Solent Freeport plan is approved by the Government

Solent Freeport plan is approved by the Government

by Charlie Hislop.

Christmas has come early to Southampton and the Solent region apparently, with the final approval by the Government of the Solent Freeport proposal. That is according to Government Minister Dehenna Davison who was in the region to make the announcement.

“This Freeport is going to give local economies a shot in the arm and unlock a new state of the art business space and create tens of thousands of highly skilled jobs.” she said. However, Labour leader Keir Starmer has said that creating Freeports as a way of stimulating economic growth and creating new jobs was a matter of ‘blind faith’, and the evidence supports his view.

The Office of Budget Responsibility, which provides an assessment of economic policy for the Government found no indication that Freeports would produce growth or new jobs.
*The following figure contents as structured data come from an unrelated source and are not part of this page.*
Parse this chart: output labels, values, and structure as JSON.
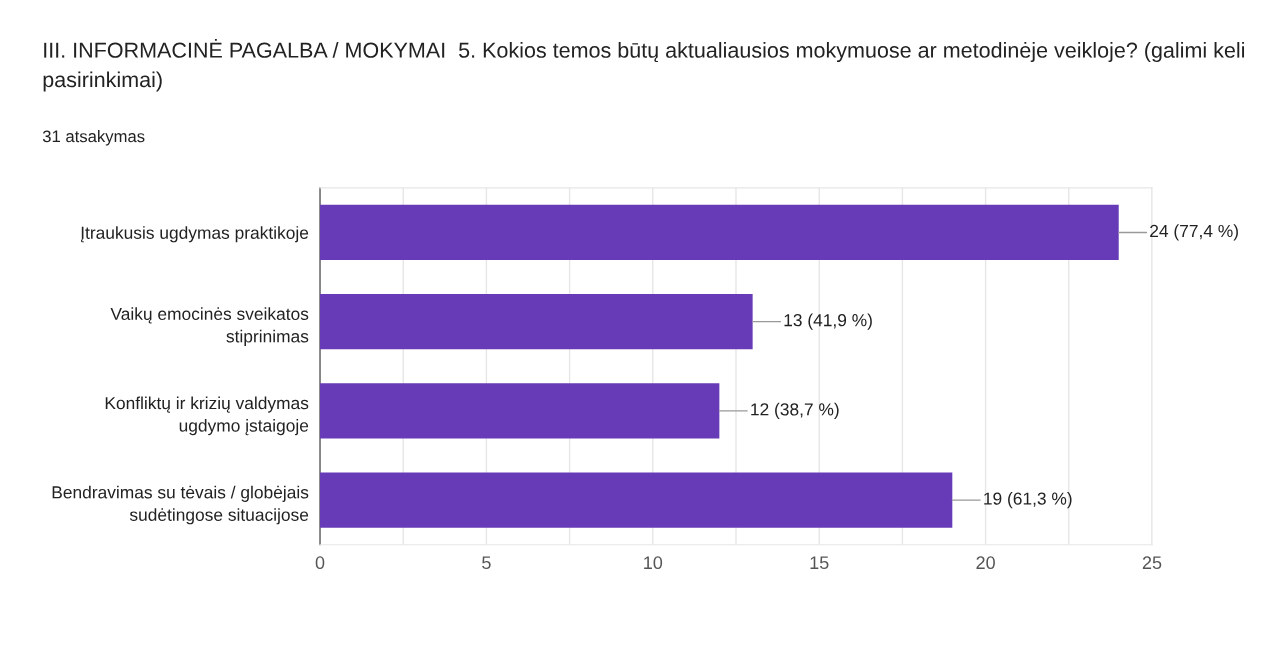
{
  "chart_data": {
    "type": "bar",
    "orientation": "horizontal",
    "title": "III. INFORMACINĖ PAGALBA / MOKYMAI  5. Kokios temos būtų aktualiausios mokymuose ar metodinėje veikloje? (galimi keli pasirinkimai)",
    "subtitle": "31 atsakymas",
    "categories": [
      "Įtraukusis ugdymas praktikoje",
      "Vaikų emocinės sveikatos stiprinimas",
      "Konfliktų ir krizių valdymas ugdymo įstaigoje",
      "Bendravimas su tėvais / globėjais sudėtingose situacijose"
    ],
    "values": [
      24,
      13,
      12,
      19
    ],
    "value_labels": [
      "24 (77,4 %)",
      "13 (41,9 %)",
      "12 (38,7 %)",
      "19 (61,3 %)"
    ],
    "color": "#673ab7",
    "xlim": [
      0,
      25
    ],
    "xticks": [
      0,
      {
        "value": 2.5,
        "label": null
      },
      5,
      {
        "value": 7.5,
        "label": null
      },
      10,
      {
        "value": 12.5,
        "label": null
      },
      15,
      {
        "value": 17.5,
        "label": null
      },
      20,
      {
        "value": 22.5,
        "label": null
      },
      25
    ],
    "grid": "x"
  }
}
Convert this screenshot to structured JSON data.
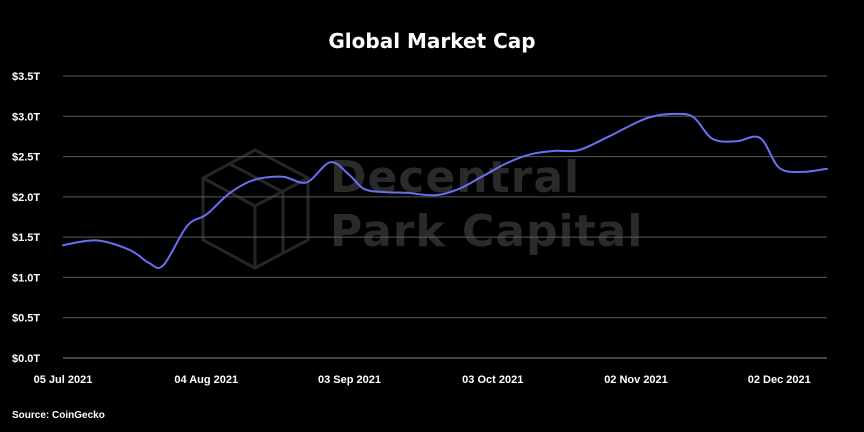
{
  "chart_data": {
    "type": "line",
    "title": "Global Market Cap",
    "xlabel": "",
    "ylabel": "",
    "x_tick_labels": [
      "05 Jul 2021",
      "04 Aug 2021",
      "03 Sep 2021",
      "03 Oct 2021",
      "02 Nov 2021",
      "02 Dec 2021"
    ],
    "y_tick_labels": [
      "$0.0T",
      "$0.5T",
      "$1.0T",
      "$1.5T",
      "$2.0T",
      "$2.5T",
      "$3.0T",
      "$3.5T"
    ],
    "ylim": [
      0,
      3.5
    ],
    "xlim": [
      "2021-07-05",
      "2021-12-12"
    ],
    "grid": true,
    "legend": "none",
    "series": [
      {
        "color": "#6b6ff2",
        "x": [
          "2021-07-05",
          "2021-07-12",
          "2021-07-19",
          "2021-07-23",
          "2021-07-26",
          "2021-07-31",
          "2021-08-04",
          "2021-08-09",
          "2021-08-14",
          "2021-08-20",
          "2021-08-25",
          "2021-08-30",
          "2021-09-03",
          "2021-09-06",
          "2021-09-10",
          "2021-09-15",
          "2021-09-21",
          "2021-09-26",
          "2021-10-01",
          "2021-10-06",
          "2021-10-11",
          "2021-10-16",
          "2021-10-21",
          "2021-10-27",
          "2021-11-01",
          "2021-11-05",
          "2021-11-10",
          "2021-11-14",
          "2021-11-18",
          "2021-11-23",
          "2021-11-28",
          "2021-12-02",
          "2021-12-07",
          "2021-12-12"
        ],
        "y": [
          1.4,
          1.46,
          1.34,
          1.18,
          1.15,
          1.64,
          1.78,
          2.05,
          2.21,
          2.25,
          2.18,
          2.43,
          2.27,
          2.1,
          2.06,
          2.05,
          2.02,
          2.1,
          2.26,
          2.42,
          2.53,
          2.57,
          2.58,
          2.74,
          2.89,
          2.99,
          3.03,
          2.99,
          2.72,
          2.69,
          2.73,
          2.36,
          2.31,
          2.35
        ]
      }
    ]
  },
  "watermark": {
    "line1": "Decentral",
    "line2": "Park Capital"
  },
  "source": "Source: CoinGecko"
}
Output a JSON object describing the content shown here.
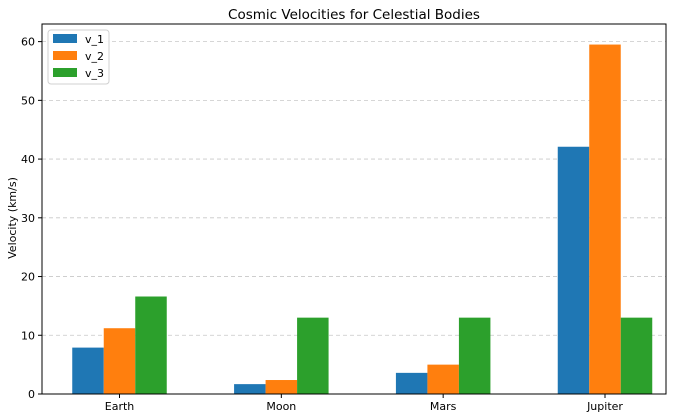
{
  "chart_data": {
    "type": "bar",
    "title": "Cosmic Velocities for Celestial Bodies",
    "xlabel": "",
    "ylabel": "Velocity (km/s)",
    "categories": [
      "Earth",
      "Moon",
      "Mars",
      "Jupiter"
    ],
    "series": [
      {
        "name": "v_1",
        "color": "#1f77b4",
        "values": [
          7.9,
          1.68,
          3.6,
          42.1
        ]
      },
      {
        "name": "v_2",
        "color": "#ff7f0e",
        "values": [
          11.2,
          2.38,
          5.0,
          59.5
        ]
      },
      {
        "name": "v_3",
        "color": "#2ca02c",
        "values": [
          16.6,
          13.0,
          13.0,
          13.0
        ]
      }
    ],
    "ylim": [
      0,
      63
    ],
    "yticks": [
      0,
      10,
      20,
      30,
      40,
      50,
      60
    ],
    "grid": "y-dashed",
    "legend": "top-left"
  }
}
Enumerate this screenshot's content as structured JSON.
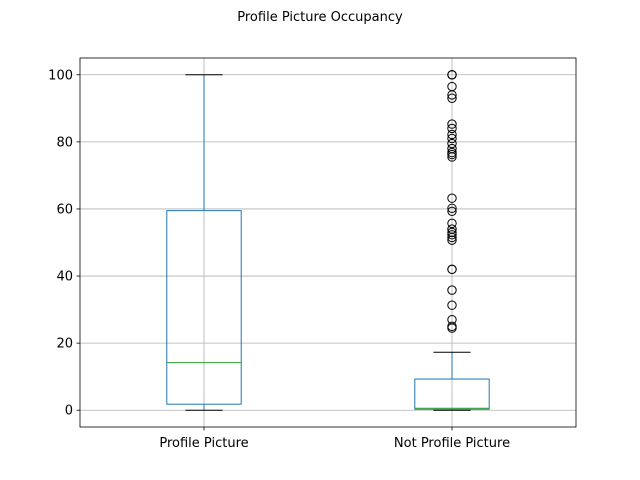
{
  "chart_data": {
    "type": "box",
    "title": "Profile Picture Occupancy",
    "xlabel": "",
    "ylabel": "",
    "ylim": [
      -5,
      105
    ],
    "yticks": [
      0,
      20,
      40,
      60,
      80,
      100
    ],
    "grid": true,
    "categories": [
      "Profile Picture",
      "Not Profile Picture"
    ],
    "boxes": [
      {
        "whisker_low": 0,
        "q1": 1.8,
        "median": 14.2,
        "q3": 59.5,
        "whisker_high": 100,
        "outliers": []
      },
      {
        "whisker_low": 0,
        "q1": 0.3,
        "median": 0.6,
        "q3": 9.3,
        "whisker_high": 17.3,
        "outliers": [
          24.5,
          25,
          27,
          31.3,
          35.8,
          42,
          42,
          50.7,
          51.5,
          52.3,
          53,
          54,
          55.7,
          59.3,
          60.2,
          63.2,
          75.5,
          76.2,
          76.8,
          78,
          79.5,
          81,
          82.2,
          84,
          85.3,
          93,
          94,
          96.5,
          100,
          100,
          100
        ]
      }
    ],
    "colors": {
      "box": "#1f77b4",
      "median": "#2ca02c",
      "whisker": "#1f77b4",
      "cap": "#000000",
      "grid": "#b0b0b0",
      "outlier_edge": "#000000"
    }
  }
}
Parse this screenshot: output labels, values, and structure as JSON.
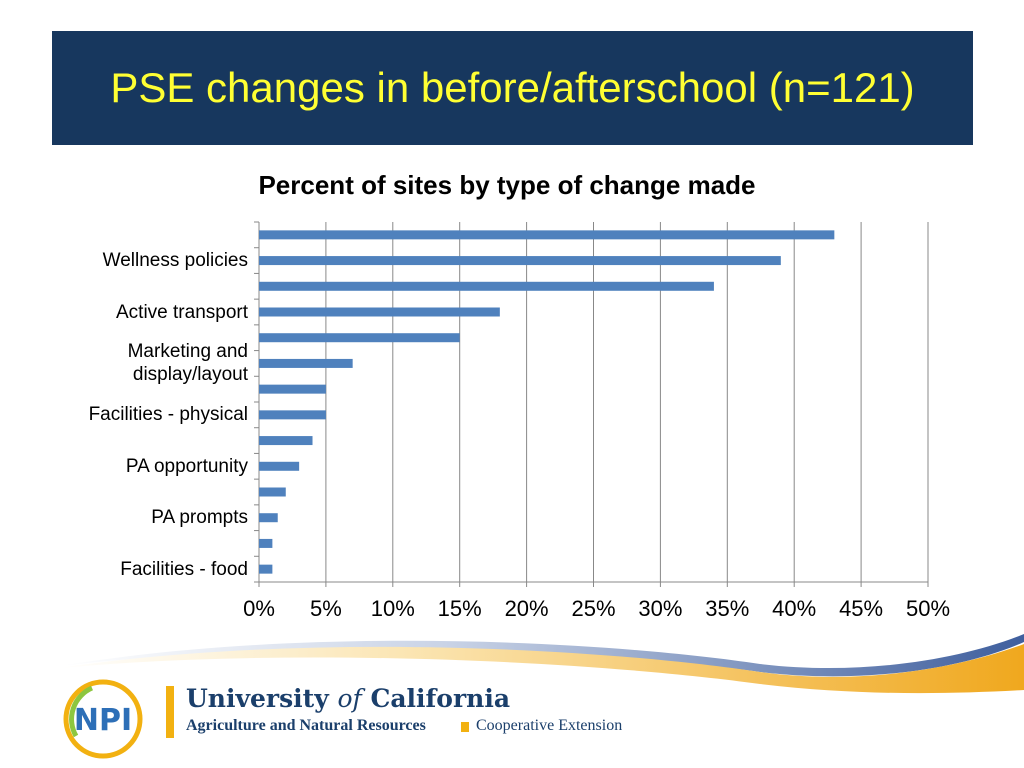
{
  "slide": {
    "title": "PSE changes in before/afterschool (n=121)"
  },
  "chart_data": {
    "type": "bar",
    "orientation": "horizontal",
    "title": "Percent of sites by type of change made",
    "xlabel": "",
    "ylabel": "",
    "xlim": [
      0,
      50
    ],
    "x_ticks": [
      "0%",
      "5%",
      "10%",
      "15%",
      "20%",
      "25%",
      "30%",
      "35%",
      "40%",
      "45%",
      "50%"
    ],
    "grid": true,
    "categories": [
      "",
      "Wellness policies",
      "",
      "Active transport",
      "",
      "Marketing and display/layout",
      "",
      "Facilities - physical",
      "",
      "PA opportunity",
      "",
      "PA prompts",
      "",
      "Facilities - food"
    ],
    "values": [
      43,
      39,
      34,
      18,
      15,
      7,
      5,
      5,
      4,
      3,
      2,
      1.4,
      1,
      1
    ],
    "bar_color": "#4f81bd"
  },
  "footer": {
    "uc_name_main": "University ",
    "uc_name_of": "of",
    "uc_name_end": " California",
    "uc_unit": "Agriculture and Natural Resources",
    "extension": "Cooperative Extension",
    "logo_text": "NPI"
  }
}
It concluded that a Freeport would simply attract investment and business from other areas that want to take advantage of the preferential tax treatment and de-regulation. Previous research into similar schemes – such as Enterprise Zones in the 1980s – found that once grants and exemptions played out, the businesses folded or moved away.

It has also been widely established that the removal of import/export restrictions and duties in freeports has been associated with increases in criminal activity and corruption. Paul Monaghan, chief executive of the Fair Tax Mark scheme, says: “These ‘sleaze ports’ are very much mini-tax havens domiciled within the UK. Where they have been introduced elsewhere they have “proved magnets for illicit financial flows and criminal activity.”

Freeports operated by DP World – the global corporation that manages Southampton’s container port and a Solent Freeport partner until earlier this year when its subsidiary P&O Ferries sacked all its cross channel workers – have been identified as hubs for contraband tobacco and breaking international sanctions against Iran.

The Freeport programme was announced by then Chancellor Rishi Sunak in his March 2021 budget. They are areas where businesses can claim tax and business rate relief, particularly on land and development; avoid import and export duties; and gain exemption from paying national insurance on new jobs. The Solent Freeport area runs along the coast from Havant and Portsmouth, through Southampton, and takes in a large part of the New Forest, and the Isle of Wight.

The immediate plans for Southampton include investment in the port itself, and new greenfield site business space development next to Southampton Airport. With local authorities involved on the Board of the Freeboard, it is not clear how council planning powers will be affected. Of particular concern is Dibden Bay, the subject of a planning inquiry in 2002 that resulted in protection of the unique natural environment following a campaign involving 25,000 local people. It is highlighted on the Freeport map amongst other development sites as the ABP Strategic Land Reserve.

Labour council leader Satvir Kaur has welcomed the Freeport on the basis that it was going to happen, it might present an opportunity, and it is better to ‘be at the table’. She says that the council has used the opportunity to promote Green growth, involve unions and ensure workers’ rights and skill development.

While local politicians and business leaders welcomed the announcement, there was total silence from anyone else. Few people know it’s happening or what it will mean for them as there has been no consultation, despite the freeport Board “working hard on it for years now.”

Solent Freeport is a private limited company, and therefore not publicly accountable. The Board of the Solent Freeport does include six local council nominees from across the region. But it also includes five private representatives  – ABP, the Airport, Solent Gateway, the Solent LEP and an independent Chair. With the wide diversity of party political and area-based rivalries among council representatives from the region it cannot be claimed that this has any democratic accountability or legitimacy.

The Freeport is a further instance of local people being removed from decisions or even consultation over things that affect their locality, lives and communities, and of private companies or unaccountable organisations taking control over areas of public life. In the City, ‘Go! Southampton’ now runs the city centre on behalf of local businesses and takes a proportion of the area’s business rates.

Business rates in a Freeport will be retained for spending in the local area, which simply restores the previous position up to the late 1980s before the then Conservative government centralised business rates as part of the retreat from the Poll Tax. With businesses campaigning strongly for Business Rates relief and the Labour Party committed to scrapping then and replacing them with a new national taxation system, this one communal benefit is likely to be short-lived.